We’ve now talked about a variety of internal and external links. Hopefully you’ve learned a few tricks about ArchiCAD and will try some new techniques in your documents. Whether you’re moving to all digital output or staying with print for now, thanks to the capabilities of ArchiCAD you can get more intelligently organized and better accessed information on those documents. That’s BIM.

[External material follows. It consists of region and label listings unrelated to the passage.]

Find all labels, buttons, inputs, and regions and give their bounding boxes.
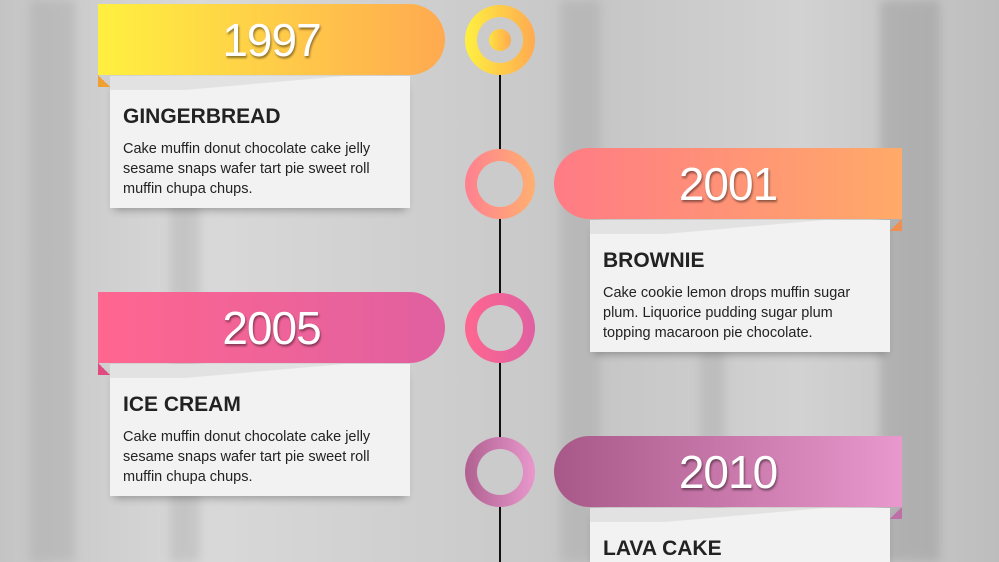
- icon: timeline node 2001: [465, 149, 535, 219]
- card: brownie: BROWNIE: [603, 249, 704, 272]
- card: lava cake: LAVA CAKE: [603, 537, 722, 560]
- panel: 1997: [98, 4, 535, 214]
- card: gingerbread: Cake muffin donut chocolate cake jelly sesame snaps wafer tart pie sweet roll muffin chupa chups.: [123, 141, 370, 197]
- banner: 1997: [98, 4, 445, 75]
- fold: [890, 219, 902, 231]
- panel: 2005: [98, 292, 535, 502]
- banner: 1997: 1997: [222, 14, 321, 66]
- card: ice cream: [110, 364, 410, 496]
- banner: 2010: 2010: [679, 446, 777, 498]
- banner: 2010: [554, 436, 902, 507]
- card: lava cake: [590, 508, 890, 562]
- panel: 2010: [465, 436, 902, 562]
- card: ice cream: ICE CREAM: [123, 393, 241, 416]
- banner: 2005: 2005: [222, 302, 321, 354]
- fold: [98, 363, 110, 375]
- banner: 2001: 2001: [679, 158, 777, 210]
- icon: timeline node 1997: [465, 5, 535, 75]
- card: brownie: [590, 220, 890, 352]
- fold: [890, 507, 902, 519]
- panel: 2001: [465, 148, 902, 358]
- banner: 2005: [98, 292, 445, 363]
- fold: [98, 75, 110, 87]
- icon: timeline node 2005: [465, 293, 535, 363]
- card: gingerbread: [110, 76, 410, 208]
- card: ice cream: Cake muffin donut chocolate cake jelly sesame snaps wafer tart pie sweet roll muffin chupa chups.: [123, 429, 370, 485]
- card: brownie: Cake cookie lemon drops muffin sugar plum. Liquorice pudding sugar plum topping macaroon pie chocolate.: [603, 285, 850, 341]
- card: gingerbread: GINGERBREAD: [123, 105, 281, 128]
- banner: 2001: [554, 148, 902, 219]
- icon: timeline node 2010: [465, 437, 535, 507]
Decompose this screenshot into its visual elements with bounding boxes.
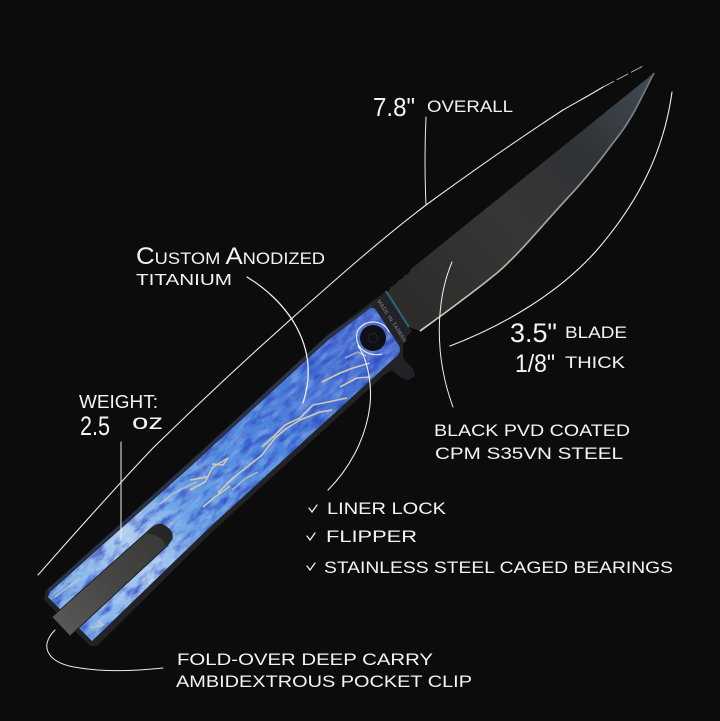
label: pocket clip: AMBIDEXTROUS POCKET CLIP	[176, 672, 472, 691]
label: custom anodized titanium: CUSTOM ANODIZED	[136, 243, 325, 270]
callout lines	[38, 65, 672, 671]
label: custom anodized titanium: TITANIUM	[136, 272, 232, 289]
label: blade steel	[434, 421, 630, 463]
feature: bearings: STAINLESS STEEL CAGED BEARINGS	[324, 558, 673, 577]
label: blade dimensions	[510, 318, 627, 378]
label: pocket clip	[176, 650, 472, 691]
anodized titanium handle	[48, 308, 400, 641]
label: weight: 2.5	[80, 411, 110, 441]
label: blade steel: BLACK PVD COATED	[434, 421, 630, 440]
icon: check	[307, 563, 315, 570]
pocket clip	[52, 524, 172, 636]
label: custom anodized titanium	[136, 243, 325, 289]
label: overall length: 7.8"	[373, 92, 415, 122]
knife illustration	[44, 72, 655, 646]
feature: liner lock: LINER LOCK	[327, 499, 447, 518]
line: overall length	[38, 65, 645, 575]
line: titanium	[247, 277, 308, 403]
label: overall length	[373, 92, 513, 122]
line: overall tick	[425, 117, 426, 205]
label: weight: oz	[132, 411, 163, 434]
label: blade dimensions: BLADE	[565, 323, 627, 342]
feature: flipper: FLIPPER	[326, 527, 417, 546]
line: blade length	[450, 92, 672, 346]
bolster accent	[386, 291, 409, 327]
label: blade dimensions: 1/8"	[515, 350, 555, 378]
label: blade dimensions: THICK	[565, 353, 626, 372]
line: lock features	[328, 322, 389, 490]
handle frame and flipper	[44, 291, 415, 646]
label: weight	[79, 392, 163, 441]
line: pocket clip	[47, 630, 163, 671]
icon: check	[307, 533, 315, 540]
label: blade steel: CPM S35VN STEEL	[435, 444, 623, 463]
label: blade dimensions: 3.5"	[510, 318, 557, 348]
line: blade coating	[439, 262, 453, 407]
pivot screw	[360, 325, 386, 351]
label: overall length: OVERALL	[427, 97, 513, 116]
icon: check	[309, 505, 317, 512]
clip slot	[146, 525, 172, 546]
label: weight: WEIGHT:	[79, 392, 158, 412]
feature list	[307, 499, 673, 577]
engraved bolster text: MADE IN TAIWAN	[375, 299, 407, 344]
label: pocket clip: FOLD-OVER DEEP CARRY	[177, 650, 433, 669]
upper frame highlight	[48, 306, 372, 591]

qrcode-graphisoftusHow are you making your documents smarter? Are you using hyperlinks and QR codes? What else can we do to BIM-ify our documents? How else can we make our documents keep pace with all the other advances happening in our field?


  1. Sabrina O. Roth

    The facility client computer is preferably a personal computer (PC) or laptop device running Windows software. FIG. 4 shows one embodiment of a QR Code Scanner 400. A QR Code Scanner 400 is used to scan and translate the QR code presented by the patient and facility QR codes. The QR Code Scanner 400 connects to a facility QR capable device via a USB cable connector 402. The QR Code Scanner disclosed in this embodiment can be any commercially available handheld QR capable code reader that is connectable via a USB cable and connector to a facility computer running the disclosed computer program. This disclosure also includes a mouse replacement/supplement pad, which enables the facility user to sign directly on to a control on the webpage. A printer is optionally available to print generated documents.

  2. Mark

    The URL links work with Adobe Acrobat Pro but not a mobile device or computer using Safari.

  3. Casey J. Boyd

    Here’s one I just created for the archiCADmonkey site – it should decode as http://www.archicadmonkey.com. You can create your own QR code for free at QR code generator , and using an iPhone you can even read them with QR Reader app by TapMedia for free.QR codes are apparently great for model navigation. By synchronising a computer’s camera view to a model, you can move in physical space (rotate, move backwards or forwards) and it registers to the QR codes and navigates around the model. Checkout the image below, where QR codes are printed on a 2D plan and as the VAIO’s camera picks them up, an overlay of a 3D model appears in the camera view.